失業保険は、再就職を目指す方の生活援助として、国から出る補助金です。
けれど、失業者の中には、不正な手段を用いて失業保険を受け取ろうとする人もいるようです。
不正な手段により、失業保険の給付を受けることを不正受給といいます。
失業保険の不正受給が発覚した場合、厚生労働省により失業保険の給付が差し止められることになっています。
不正受給で得た失業保険の給付金全額を返還することはもちろん、罰則として、不正受給した2倍の金額を罰金として納めなければならないことが法律により決まっています。

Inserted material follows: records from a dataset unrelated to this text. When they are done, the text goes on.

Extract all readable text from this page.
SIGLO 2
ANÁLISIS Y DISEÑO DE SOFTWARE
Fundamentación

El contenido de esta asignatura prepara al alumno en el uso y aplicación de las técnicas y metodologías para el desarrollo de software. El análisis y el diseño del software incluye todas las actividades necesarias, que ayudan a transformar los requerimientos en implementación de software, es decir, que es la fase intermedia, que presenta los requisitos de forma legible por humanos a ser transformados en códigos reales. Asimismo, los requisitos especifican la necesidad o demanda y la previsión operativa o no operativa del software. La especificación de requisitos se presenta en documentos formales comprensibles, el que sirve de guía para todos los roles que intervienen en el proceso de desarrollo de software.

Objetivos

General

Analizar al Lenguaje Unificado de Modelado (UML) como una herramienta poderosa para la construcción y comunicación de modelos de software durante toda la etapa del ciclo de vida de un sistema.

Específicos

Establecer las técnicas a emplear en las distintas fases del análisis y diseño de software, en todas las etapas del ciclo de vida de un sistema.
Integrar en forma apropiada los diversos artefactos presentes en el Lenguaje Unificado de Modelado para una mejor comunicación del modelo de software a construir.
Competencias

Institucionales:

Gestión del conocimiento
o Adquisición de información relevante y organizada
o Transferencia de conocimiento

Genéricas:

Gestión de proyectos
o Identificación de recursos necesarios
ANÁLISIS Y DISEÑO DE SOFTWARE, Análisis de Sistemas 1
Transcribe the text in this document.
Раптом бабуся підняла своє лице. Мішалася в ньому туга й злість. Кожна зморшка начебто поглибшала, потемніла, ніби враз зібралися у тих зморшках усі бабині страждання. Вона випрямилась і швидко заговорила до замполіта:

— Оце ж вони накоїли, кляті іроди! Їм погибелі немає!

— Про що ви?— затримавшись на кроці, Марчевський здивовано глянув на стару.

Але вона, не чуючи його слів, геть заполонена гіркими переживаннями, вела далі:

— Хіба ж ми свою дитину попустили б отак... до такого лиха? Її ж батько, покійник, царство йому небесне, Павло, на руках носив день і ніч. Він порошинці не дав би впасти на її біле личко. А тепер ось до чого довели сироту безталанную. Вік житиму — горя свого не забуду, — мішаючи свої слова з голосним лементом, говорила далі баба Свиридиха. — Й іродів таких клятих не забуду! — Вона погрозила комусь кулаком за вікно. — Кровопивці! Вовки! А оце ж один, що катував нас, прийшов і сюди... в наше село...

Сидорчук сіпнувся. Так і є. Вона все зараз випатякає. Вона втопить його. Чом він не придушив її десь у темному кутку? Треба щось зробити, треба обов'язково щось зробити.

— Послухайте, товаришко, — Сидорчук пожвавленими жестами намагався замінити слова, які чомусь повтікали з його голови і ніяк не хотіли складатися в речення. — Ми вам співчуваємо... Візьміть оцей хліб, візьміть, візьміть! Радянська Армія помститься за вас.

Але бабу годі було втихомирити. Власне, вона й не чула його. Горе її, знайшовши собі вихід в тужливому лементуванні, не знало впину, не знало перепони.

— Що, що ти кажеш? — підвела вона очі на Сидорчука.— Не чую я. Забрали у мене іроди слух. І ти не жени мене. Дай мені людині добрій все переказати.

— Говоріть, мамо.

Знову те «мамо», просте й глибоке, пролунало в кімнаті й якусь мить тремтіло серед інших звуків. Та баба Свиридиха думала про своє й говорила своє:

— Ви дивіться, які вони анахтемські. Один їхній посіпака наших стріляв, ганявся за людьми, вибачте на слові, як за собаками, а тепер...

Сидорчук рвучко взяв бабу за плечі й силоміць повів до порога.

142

失業保険の不正受給が発覚する確率はかなり高いといわれています。
内部告発、コンピューターシステム、事業所調査などにより発見されることがあります。
再就職の申告を行わない、または職に就いた日にちを偽って申告する、給付期間中のアルバイトを申告しない、自営業を始めたことを申告しない、などといった行為も不正受給にあたります。
当り前のことですが、不正受給を考えるなどは厳に慎むべきことですよね。
失業保険の不正受給が発覚し、給付金の返還措置に従わなかった場合には、資産の差し押さえ、詐欺罪による告訴、という事態になることもありえます。
あまりに悪質な手口により、失業保険の不正受給を行った時には、詐欺罪による逮捕というケースも実際にあるそうです。
不正受給の時効は2年間です。
不正受給の処分に不服がある場合には、処分を知った翌日より60日以内に雇用保険審査官に審査請求をすることが可能となっています。
不正受給は、1996年から2005年の10年間に約9万5000件もあり、被害額は180億円以上にもなっているそうです。
不正受給は刑事事件にもなる犯罪です。
軽い気持ちで考えていると大変なことになりますので、絶対にやめてください。